Death Valley National Park denies its tweets about Japanese-American internment camps on Wednesday were in any way a protest against Donald Trump.
The park’s official Twitter account sent several tweets with pictures of Japanese internees on the same day the president signed an executive order to begin construction of a wall on the border with Mexico.
“During WWII Death Valley hosted 65 endangered internees after the #Manzanar Riot. #JapaneseAmericanInternment,” read one Death Valley tweet.
Another included a picture of a Japanese American internee with the caption: “Togo Tanaka: interned at Manzanar and Cow Creek (Death Valley) during WWII #JapaneseAmericanInternment.”
But a spokesperson for Death Valley told TheWrap the tweets are not related to the Trump administration’s executive orders, but rather something the park does regularly.
“This is part of Death Valley’s history,” Abby Wines, a spokesperson for the park, told TheWrap. “There are multiple national park services that exist primarily to interpret Japanese American internment.”
Death Valley National Park has a connection to Japanese internment camps. After a riot began in a camp in Manzanar in December 1942, some of the internees were moved to a separate camp in Death Valley.

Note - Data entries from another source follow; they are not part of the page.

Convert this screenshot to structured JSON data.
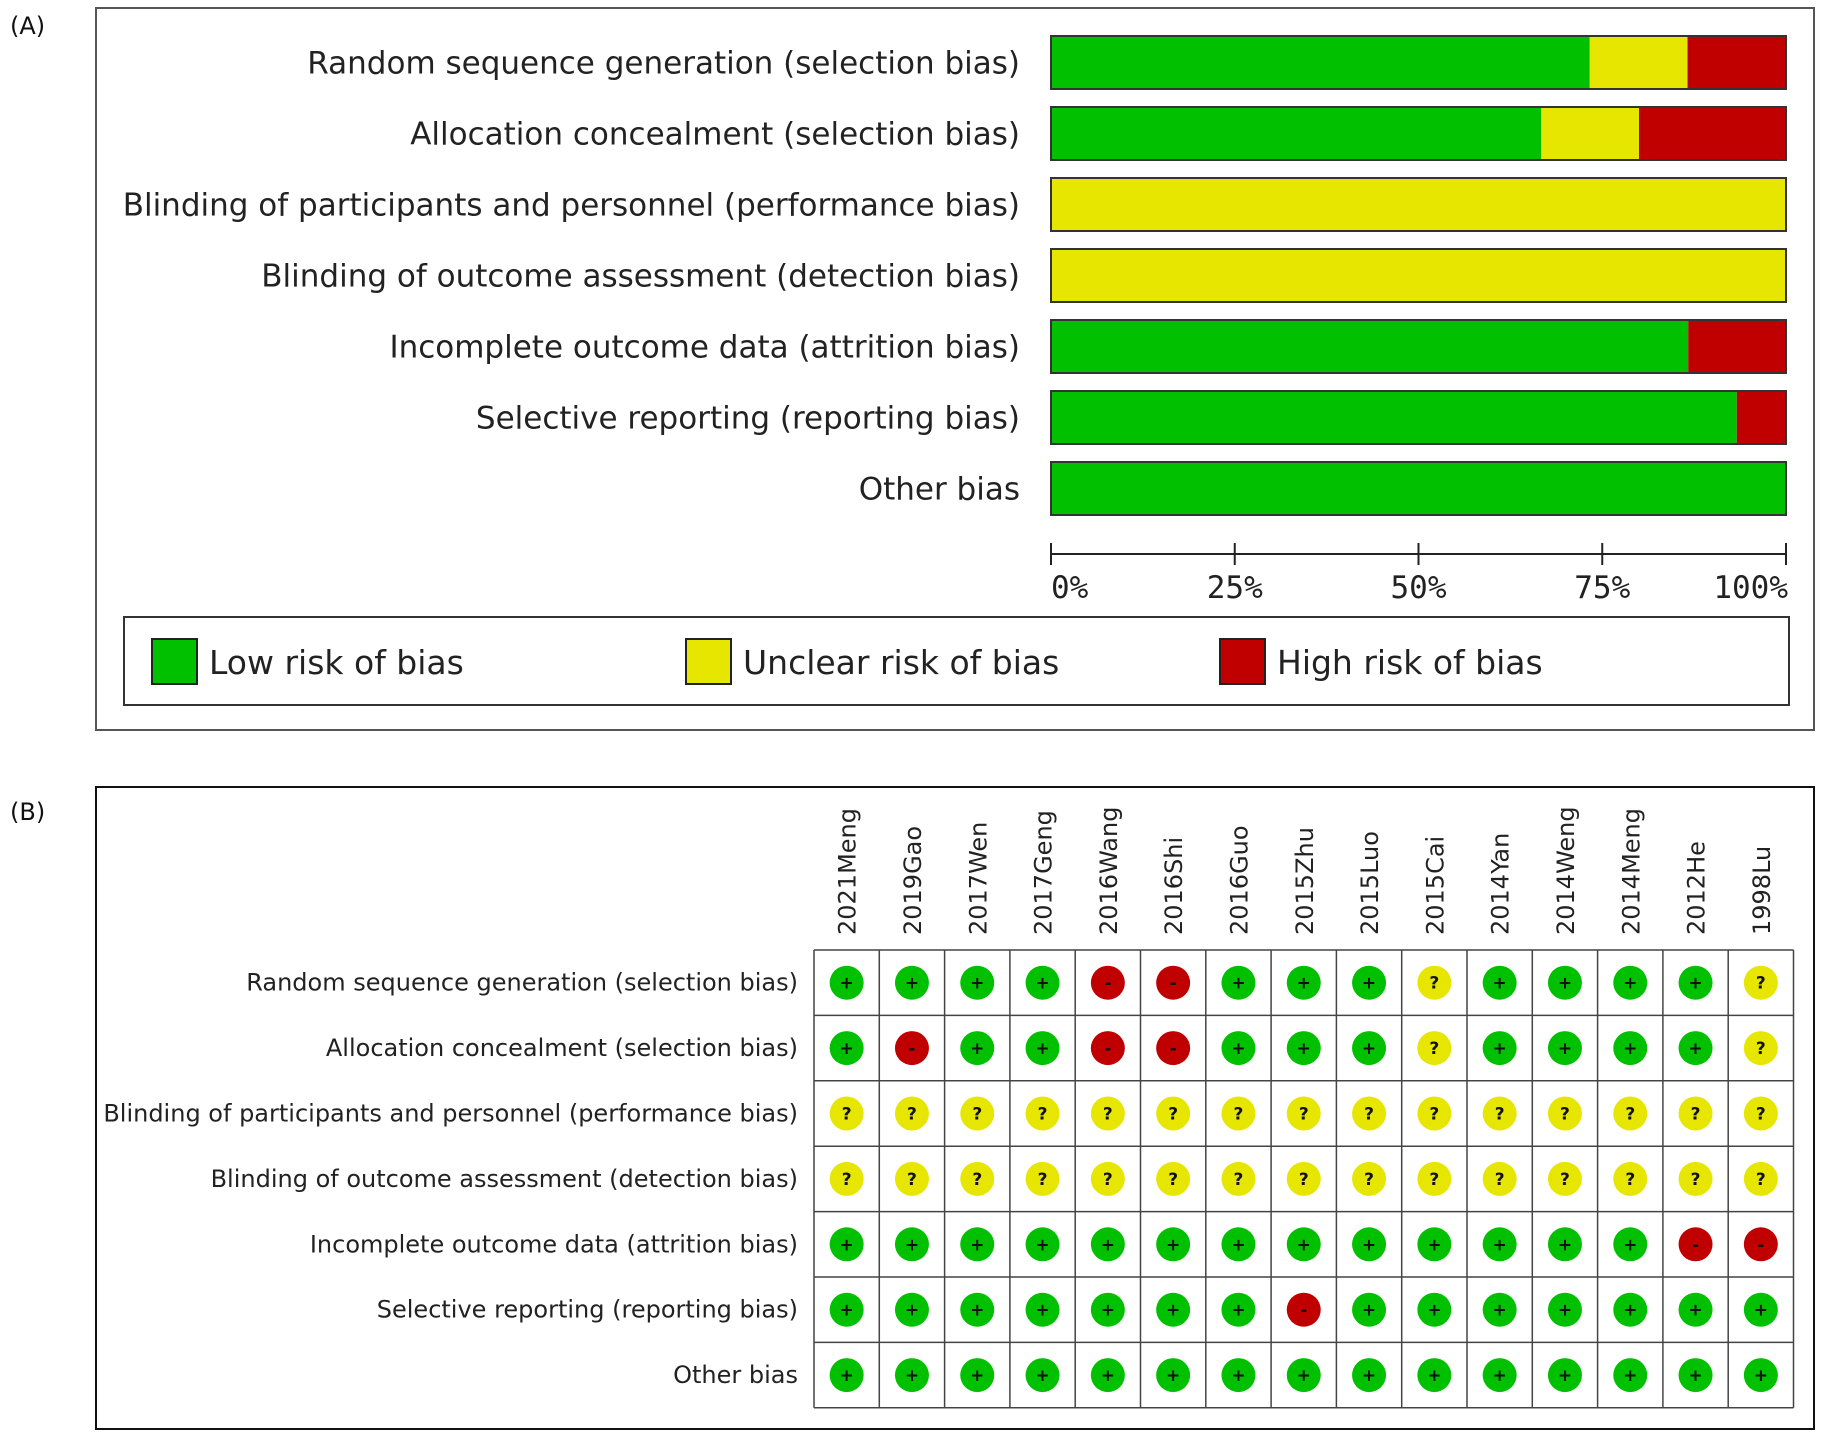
{
  "panels": {
    "a": "(A)",
    "b": "(B)"
  },
  "colors": {
    "low": "#00C000",
    "unclear": "#E6E600",
    "high": "#C00000"
  },
  "chart_data": [
    {
      "type": "bar",
      "orientation": "horizontal",
      "stacked": true,
      "title": "",
      "categories": [
        "Random sequence generation (selection bias)",
        "Allocation concealment (selection bias)",
        "Blinding of participants and personnel (performance bias)",
        "Blinding of outcome assessment (detection bias)",
        "Incomplete outcome data (attrition bias)",
        "Selective reporting (reporting bias)",
        "Other bias"
      ],
      "series": [
        {
          "name": "Low risk of bias",
          "color": "#00C000",
          "values": [
            73.3,
            66.7,
            0,
            0,
            86.7,
            93.3,
            100
          ]
        },
        {
          "name": "Unclear risk of bias",
          "color": "#E6E600",
          "values": [
            13.3,
            13.3,
            100,
            100,
            0,
            0,
            0
          ]
        },
        {
          "name": "High risk of bias",
          "color": "#C00000",
          "values": [
            13.3,
            20.0,
            0,
            0,
            13.3,
            6.7,
            0
          ]
        }
      ],
      "xlim": [
        0,
        100
      ],
      "xticks": [
        "0%",
        "25%",
        "50%",
        "75%",
        "100%"
      ],
      "legend_placement": "bottom"
    },
    {
      "type": "table",
      "title": "",
      "studies": [
        "2021Meng",
        "2019Gao",
        "2017Wen",
        "2017Geng",
        "2016Wang",
        "2016Shi",
        "2016Guo",
        "2015Zhu",
        "2015Luo",
        "2015Cai",
        "2014Yan",
        "2014Weng",
        "2014Meng",
        "2012He",
        "1998Lu"
      ],
      "domains": [
        "Random sequence generation (selection bias)",
        "Allocation concealment (selection bias)",
        "Blinding of participants and personnel (performance bias)",
        "Blinding of outcome assessment (detection bias)",
        "Incomplete outcome data (attrition bias)",
        "Selective reporting (reporting bias)",
        "Other bias"
      ],
      "judgements": [
        [
          "+",
          "+",
          "+",
          "+",
          "-",
          "-",
          "+",
          "+",
          "+",
          "?",
          "+",
          "+",
          "+",
          "+",
          "?"
        ],
        [
          "+",
          "-",
          "+",
          "+",
          "-",
          "-",
          "+",
          "+",
          "+",
          "?",
          "+",
          "+",
          "+",
          "+",
          "?"
        ],
        [
          "?",
          "?",
          "?",
          "?",
          "?",
          "?",
          "?",
          "?",
          "?",
          "?",
          "?",
          "?",
          "?",
          "?",
          "?"
        ],
        [
          "?",
          "?",
          "?",
          "?",
          "?",
          "?",
          "?",
          "?",
          "?",
          "?",
          "?",
          "?",
          "?",
          "?",
          "?"
        ],
        [
          "+",
          "+",
          "+",
          "+",
          "+",
          "+",
          "+",
          "+",
          "+",
          "+",
          "+",
          "+",
          "+",
          "-",
          "-"
        ],
        [
          "+",
          "+",
          "+",
          "+",
          "+",
          "+",
          "+",
          "-",
          "+",
          "+",
          "+",
          "+",
          "+",
          "+",
          "+"
        ],
        [
          "+",
          "+",
          "+",
          "+",
          "+",
          "+",
          "+",
          "+",
          "+",
          "+",
          "+",
          "+",
          "+",
          "+",
          "+"
        ]
      ]
    }
  ]
}
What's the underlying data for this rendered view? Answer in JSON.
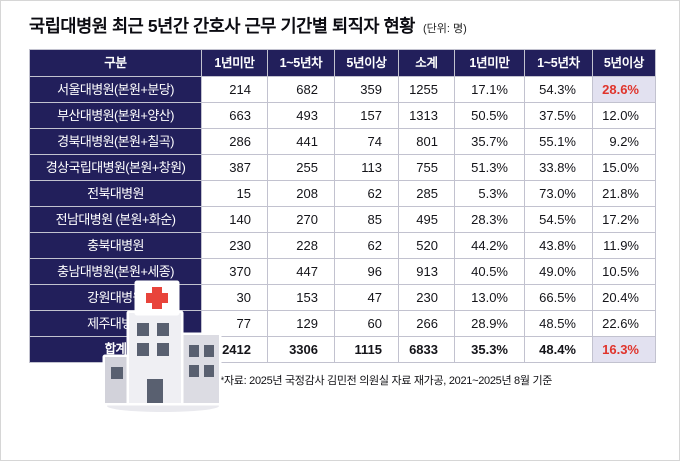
{
  "title": "국립대병원 최근 5년간 간호사 근무 기간별 퇴직자 현황",
  "unit_label": "(단위: 명)",
  "footnote": "*자료: 2025년 국정감사 김민전 의원실 자료 재가공, 2021~2025년 8월 기준",
  "colors": {
    "header_bg": "#221f5b",
    "highlight_bg": "#e2e1f0",
    "highlight_text": "#e0342c",
    "grid_line": "#c2c2cf",
    "cross_red": "#e8443b"
  },
  "icons": {
    "building": "hospital-building-icon"
  },
  "chart_data": {
    "type": "table",
    "title": "국립대병원 최근 5년간 간호사 근무 기간별 퇴직자 현황",
    "unit": "명",
    "columns": [
      "구분",
      "1년미만",
      "1~5년차",
      "5년이상",
      "소계",
      "1년미만",
      "1~5년차",
      "5년이상"
    ],
    "rows": [
      {
        "label": "서울대병원(본원+분당)",
        "values": [
          "214",
          "682",
          "359",
          "1255",
          "17.1%",
          "54.3%",
          "28.6%"
        ],
        "highlight_last": true,
        "total": false
      },
      {
        "label": "부산대병원(본원+양산)",
        "values": [
          "663",
          "493",
          "157",
          "1313",
          "50.5%",
          "37.5%",
          "12.0%"
        ],
        "highlight_last": false,
        "total": false
      },
      {
        "label": "경북대병원(본원+칠곡)",
        "values": [
          "286",
          "441",
          "74",
          "801",
          "35.7%",
          "55.1%",
          "9.2%"
        ],
        "highlight_last": false,
        "total": false
      },
      {
        "label": "경상국립대병원(본원+창원)",
        "values": [
          "387",
          "255",
          "113",
          "755",
          "51.3%",
          "33.8%",
          "15.0%"
        ],
        "highlight_last": false,
        "total": false
      },
      {
        "label": "전북대병원",
        "values": [
          "15",
          "208",
          "62",
          "285",
          "5.3%",
          "73.0%",
          "21.8%"
        ],
        "highlight_last": false,
        "total": false
      },
      {
        "label": "전남대병원 (본원+화순)",
        "values": [
          "140",
          "270",
          "85",
          "495",
          "28.3%",
          "54.5%",
          "17.2%"
        ],
        "highlight_last": false,
        "total": false
      },
      {
        "label": "충북대병원",
        "values": [
          "230",
          "228",
          "62",
          "520",
          "44.2%",
          "43.8%",
          "11.9%"
        ],
        "highlight_last": false,
        "total": false
      },
      {
        "label": "충남대병원(본원+세종)",
        "values": [
          "370",
          "447",
          "96",
          "913",
          "40.5%",
          "49.0%",
          "10.5%"
        ],
        "highlight_last": false,
        "total": false
      },
      {
        "label": "강원대병원",
        "values": [
          "30",
          "153",
          "47",
          "230",
          "13.0%",
          "66.5%",
          "20.4%"
        ],
        "highlight_last": false,
        "total": false
      },
      {
        "label": "제주대병원",
        "values": [
          "77",
          "129",
          "60",
          "266",
          "28.9%",
          "48.5%",
          "22.6%"
        ],
        "highlight_last": false,
        "total": false
      },
      {
        "label": "합계",
        "values": [
          "2412",
          "3306",
          "1115",
          "6833",
          "35.3%",
          "48.4%",
          "16.3%"
        ],
        "highlight_last": true,
        "total": true
      }
    ]
  }
}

As TheWrap previously reported, on Tuesday, the Badlands National Park’s official Twitter account went rogue, sending out a flurry of climate change statistics and facts after the Trump administration froze all grants and contracts by the Environmental Protection Agency.
The National Park Service deleted the Tweets and apologized.
Badlands’ defiant outburst followed a brief suspension of all National Park accounts after the National Park Service tweeted Friday a side-by-side photo comparing the size of Obama’s 2009 inauguration crowd and the crowd that showed up for Trump.